Viver no Afeganistão
«O Afeganistão está atolado numa reconstrução penosa. Embora comece a emergir uma imprensa relativamente livre, pouco resta da esperança nascida em 2001, quando foram derrubados os talibãs – que, aliás, preparam o regresso. As ambições dos jovens afegãos esbarram no desemprego e nas tradições imutáveis. Forçadas a casar com quem os pais decidem, muitas raparigas optam pelo suicídio para fugir aos maus-tratos.»
Courrier Internacional, nº84 - esta semana nas bancas
2 Comments:
Miguel Urbano Rodrigues - Outubro de 2001
De repente, o sistema de poder da primeira potência do mundo fez de um fanático islamita o cérebro e o responsável de um atentado de extraordinária complexidade, sobre cuja montagem e densa rede de cumplicidades no interior dos EUA quase tudo permanece envolvido em mistério.
Miguel Urbano Rodrigues - Outubro de 2001:
Quatro viagens ao Afeganistão e a travessia durante a guerra civil da cordilheira do Hindu Kuch proporcionaram-me um razoável conhecimento do país, da sua história milenar, das suas principais cidades e dos povos que ali vivem.
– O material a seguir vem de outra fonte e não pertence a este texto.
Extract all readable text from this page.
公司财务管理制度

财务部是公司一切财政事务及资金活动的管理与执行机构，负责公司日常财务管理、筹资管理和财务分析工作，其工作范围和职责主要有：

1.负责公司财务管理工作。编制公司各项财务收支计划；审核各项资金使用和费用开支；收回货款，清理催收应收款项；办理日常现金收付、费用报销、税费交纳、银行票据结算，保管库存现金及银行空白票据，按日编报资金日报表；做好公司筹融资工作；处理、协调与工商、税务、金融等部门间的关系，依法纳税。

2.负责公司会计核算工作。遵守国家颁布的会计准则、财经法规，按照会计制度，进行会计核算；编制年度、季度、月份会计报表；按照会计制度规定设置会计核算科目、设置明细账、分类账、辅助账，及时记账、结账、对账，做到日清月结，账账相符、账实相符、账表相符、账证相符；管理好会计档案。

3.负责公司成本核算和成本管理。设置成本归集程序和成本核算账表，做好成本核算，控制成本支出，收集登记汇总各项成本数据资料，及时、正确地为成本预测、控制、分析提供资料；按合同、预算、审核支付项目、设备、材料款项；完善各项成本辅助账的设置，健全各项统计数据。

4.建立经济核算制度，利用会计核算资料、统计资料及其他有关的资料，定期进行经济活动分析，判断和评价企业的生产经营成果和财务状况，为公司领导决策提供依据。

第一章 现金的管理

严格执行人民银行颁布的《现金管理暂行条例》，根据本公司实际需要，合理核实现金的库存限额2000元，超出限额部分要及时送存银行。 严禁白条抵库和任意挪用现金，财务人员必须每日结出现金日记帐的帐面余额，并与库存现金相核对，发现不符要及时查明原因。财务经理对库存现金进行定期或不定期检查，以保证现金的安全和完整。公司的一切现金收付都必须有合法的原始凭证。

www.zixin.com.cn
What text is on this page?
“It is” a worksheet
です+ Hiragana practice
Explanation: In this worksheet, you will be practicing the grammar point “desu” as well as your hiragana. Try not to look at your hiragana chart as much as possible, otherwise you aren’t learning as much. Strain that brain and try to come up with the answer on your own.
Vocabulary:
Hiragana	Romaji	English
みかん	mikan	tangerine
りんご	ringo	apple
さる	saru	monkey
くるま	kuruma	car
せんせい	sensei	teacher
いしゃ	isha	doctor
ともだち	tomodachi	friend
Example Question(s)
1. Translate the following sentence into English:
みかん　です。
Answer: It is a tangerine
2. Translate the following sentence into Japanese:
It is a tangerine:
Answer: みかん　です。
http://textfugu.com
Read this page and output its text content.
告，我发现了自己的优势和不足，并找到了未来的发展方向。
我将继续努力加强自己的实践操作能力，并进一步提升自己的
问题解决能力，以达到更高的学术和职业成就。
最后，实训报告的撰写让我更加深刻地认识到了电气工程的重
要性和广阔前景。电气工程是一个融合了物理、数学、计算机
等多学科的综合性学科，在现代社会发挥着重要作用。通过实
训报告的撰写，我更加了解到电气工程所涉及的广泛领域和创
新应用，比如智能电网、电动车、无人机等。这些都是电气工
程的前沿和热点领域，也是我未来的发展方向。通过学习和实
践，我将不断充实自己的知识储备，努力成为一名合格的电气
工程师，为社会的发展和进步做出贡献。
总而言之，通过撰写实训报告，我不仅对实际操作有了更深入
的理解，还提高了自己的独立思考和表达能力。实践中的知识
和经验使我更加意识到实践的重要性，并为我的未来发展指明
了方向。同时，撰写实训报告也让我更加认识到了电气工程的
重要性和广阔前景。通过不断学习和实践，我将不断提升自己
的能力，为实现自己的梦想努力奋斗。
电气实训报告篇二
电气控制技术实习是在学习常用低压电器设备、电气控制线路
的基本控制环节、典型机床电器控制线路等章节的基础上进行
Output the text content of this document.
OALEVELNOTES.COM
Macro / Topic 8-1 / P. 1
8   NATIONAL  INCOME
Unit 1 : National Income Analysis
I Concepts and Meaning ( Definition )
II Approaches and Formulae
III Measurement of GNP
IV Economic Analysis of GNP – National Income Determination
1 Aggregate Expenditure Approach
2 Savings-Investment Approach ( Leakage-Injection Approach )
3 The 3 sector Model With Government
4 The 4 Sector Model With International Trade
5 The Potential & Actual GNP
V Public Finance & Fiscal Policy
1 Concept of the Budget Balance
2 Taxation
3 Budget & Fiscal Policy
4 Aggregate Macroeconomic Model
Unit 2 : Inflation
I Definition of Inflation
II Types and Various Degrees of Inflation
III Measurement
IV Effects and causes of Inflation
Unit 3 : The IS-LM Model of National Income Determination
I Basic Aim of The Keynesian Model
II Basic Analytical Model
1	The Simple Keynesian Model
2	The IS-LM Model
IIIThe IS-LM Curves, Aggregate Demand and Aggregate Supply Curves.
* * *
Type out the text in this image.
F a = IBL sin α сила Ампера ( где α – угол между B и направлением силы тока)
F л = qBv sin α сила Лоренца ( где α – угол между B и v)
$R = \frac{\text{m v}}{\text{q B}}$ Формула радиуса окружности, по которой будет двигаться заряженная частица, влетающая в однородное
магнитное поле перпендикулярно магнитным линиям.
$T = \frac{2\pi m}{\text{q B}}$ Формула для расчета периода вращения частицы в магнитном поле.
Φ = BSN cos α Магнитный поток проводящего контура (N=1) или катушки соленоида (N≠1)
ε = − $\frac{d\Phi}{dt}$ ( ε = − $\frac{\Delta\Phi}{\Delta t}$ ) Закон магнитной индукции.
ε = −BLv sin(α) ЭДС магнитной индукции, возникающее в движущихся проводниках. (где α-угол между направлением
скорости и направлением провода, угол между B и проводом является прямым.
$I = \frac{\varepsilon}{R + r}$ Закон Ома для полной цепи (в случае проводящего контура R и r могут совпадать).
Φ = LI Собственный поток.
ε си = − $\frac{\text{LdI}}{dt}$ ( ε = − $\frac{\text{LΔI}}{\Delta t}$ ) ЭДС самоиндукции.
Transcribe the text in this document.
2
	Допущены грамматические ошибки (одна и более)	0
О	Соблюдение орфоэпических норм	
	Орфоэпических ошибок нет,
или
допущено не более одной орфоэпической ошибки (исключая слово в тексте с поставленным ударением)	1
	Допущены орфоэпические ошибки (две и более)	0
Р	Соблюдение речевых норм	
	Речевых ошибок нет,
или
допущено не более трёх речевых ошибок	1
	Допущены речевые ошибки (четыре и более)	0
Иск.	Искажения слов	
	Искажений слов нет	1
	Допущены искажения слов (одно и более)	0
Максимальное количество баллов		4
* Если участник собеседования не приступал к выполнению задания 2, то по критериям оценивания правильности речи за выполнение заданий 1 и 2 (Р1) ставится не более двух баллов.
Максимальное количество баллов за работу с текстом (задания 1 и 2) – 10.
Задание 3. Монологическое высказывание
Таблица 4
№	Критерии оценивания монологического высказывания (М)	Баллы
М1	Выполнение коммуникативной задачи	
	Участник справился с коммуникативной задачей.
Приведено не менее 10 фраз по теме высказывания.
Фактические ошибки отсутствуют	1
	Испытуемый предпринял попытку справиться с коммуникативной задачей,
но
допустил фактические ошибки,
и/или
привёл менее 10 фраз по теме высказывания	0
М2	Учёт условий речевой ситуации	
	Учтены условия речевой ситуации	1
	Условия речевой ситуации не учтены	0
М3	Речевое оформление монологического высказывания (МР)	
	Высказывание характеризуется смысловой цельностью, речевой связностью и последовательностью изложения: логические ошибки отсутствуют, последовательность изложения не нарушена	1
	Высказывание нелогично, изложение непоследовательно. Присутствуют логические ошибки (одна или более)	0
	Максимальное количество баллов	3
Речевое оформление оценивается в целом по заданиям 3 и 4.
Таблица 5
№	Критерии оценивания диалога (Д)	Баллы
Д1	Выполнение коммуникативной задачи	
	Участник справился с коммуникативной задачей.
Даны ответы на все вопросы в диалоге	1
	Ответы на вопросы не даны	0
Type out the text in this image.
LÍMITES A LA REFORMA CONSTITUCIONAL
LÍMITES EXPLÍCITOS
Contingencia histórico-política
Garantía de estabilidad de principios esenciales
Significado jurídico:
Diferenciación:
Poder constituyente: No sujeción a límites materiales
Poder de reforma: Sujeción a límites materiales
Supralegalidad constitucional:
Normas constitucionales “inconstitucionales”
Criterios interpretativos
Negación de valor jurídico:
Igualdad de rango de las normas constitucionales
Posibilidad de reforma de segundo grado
Pergunto-me: que punição têm na mente os estrategas norte-americanos, famintos de retaliação? Num território bem maior do que a França, onde não existe um único caminho-de-ferro, nem indústria, nem laboratórios, onde os computadores são peças raras e a vida quotidiana transcorre quase no ritmo da Idade Media, o que pensam esses senhores bombardear?
As imagens da televisão são esclarecedoras. A fome já é uma realidade no Afeganistão misérrimo. Milhões de pessoas tentam fugir da guerra. Nas inóspitas montanhas e desertos afegãos e nos campos de refugiados já morreu mais gente nas últimas semanas do que nas torres de Manhattan. Mas essas vítimas do prólogo retaliação não contam para os maniqueístas de Washington.
Merece referência a quase omissão no noticiário torrencial que nos é oferecido sobre o Afeganistão de análises sérias sobre as circunstâncias em que os Talibã chegaram ao poder em Cabul em 1996, substituindo ali a coligação também fundamentalista que o ocupava. Foram os EUA quem, pela mão do Paquistão, e com o apoio da Arábia Saudita, deram o sinal verde para que a seita Talibã inaugurasse o seu reinado de terror.
Foram os EUA quem desde 1980 financiaram as escolas de terrorismo instaladas nos territórios tribais da fronteira Noroeste. Ali se formaram sucessivas gerações de terroristas primeiro a serviço das chamadas Sete Organizações Sunitas de Peshawar e depois dos Talibã. Os homens saídos da academia do terror ideada e montada sob a supervisão da CIA ficaram internacionalmente conhecidos como" os afegãos", embora alguns fossem árabes, paquistaneses e iranianos. Quando o pão e o petróleo acabaram em Cabul e os mujaheddin entraram sem combate na capital que não haviam sido capazes de tomar pelas armas, os profissionais do terrorismo"afegãos" espalharam-se pelo vasto mundo, oferecendo os seus serviços a quem melhor lhes pagasse. Muitos foram parar à Argélia, outros aos EUA. Entre essa escória humana havia, por exemplo, especialistas no uso dos mísseis stinger (fornecidos pela CIA) com os quais foram atacados e derrubados aviões comerciais da Companhia Ariana, então do Governo da revolução afegã.